Please pray for the Church and for our diocese. Pray for our LGTBQ2+ brothers and sisters. Pray for us as we seek to be faithful leaders in the Diocese of Huron. We hold each of you in our prayers and in our hearts. May the God of all grace, heal us, fill us, renew us and empower us that we may continually seek the Spirit of God in our midst and in each other.

Yours in Christ,

The Rt. Rev. Robert Bennett The Rt. Rev. Linda Nicholls

St. George’s, Windsor to be demolished

The Diocese of Huron is demolishing St. George’s in Windsor because the congregation has withered and the diocese doesn’t need the building. Of course, when St. Aidan’s congregation – also in Windsor – joined ANiC, the diocese took them to court because they really needed the property – rather like my dog: if I pick up a stick, he must have it, only to lose interest when I drop it.

From here:

Historic St. George’s Church and Hall, facing likely demolition, will be put up for sale in a last-ditch effort to save it.

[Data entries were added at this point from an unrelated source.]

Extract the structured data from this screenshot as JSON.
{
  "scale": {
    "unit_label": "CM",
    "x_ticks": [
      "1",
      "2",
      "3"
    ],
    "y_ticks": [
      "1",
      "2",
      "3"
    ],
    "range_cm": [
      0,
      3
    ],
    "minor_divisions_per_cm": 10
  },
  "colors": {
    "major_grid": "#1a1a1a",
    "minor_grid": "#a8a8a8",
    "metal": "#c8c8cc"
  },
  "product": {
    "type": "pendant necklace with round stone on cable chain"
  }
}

But officials at the Anglican Church’s Diocese of Huron — which owns the Walkerville property, with an asking price of $250,000 — aren’t holding their breath.

“We’re going to proceed with demolition but because the city really would like to see if we can sell it first, we’re going to test it on the market for a couple of months,” Paul Rathbone, secretary-treasurer for the Diocese of Huron, said Wednesday. “But we’re not going to hold it on the market long at all.

The Diocese of Huron hates fossil fuels

Cheap energy produced by fossil fuels has given us better medicines, cleaner water, warmer homes, cheaper and more plentiful food, more leisure time and a longer lifespan. It also provided the means of producing the clothes and glasses the young ladies below are wearing, the sign that they are holding and the dentistry that permits them to display their toothy grins with such aplomb.

The Diocese of Huron wants to divest from fossil fuels; Canon Linda Nixon from that diocese is the one on the left brandishing the sign.


The sign isn’t completely inaccurate: if she had her way it certainly would endanger our grandchildren.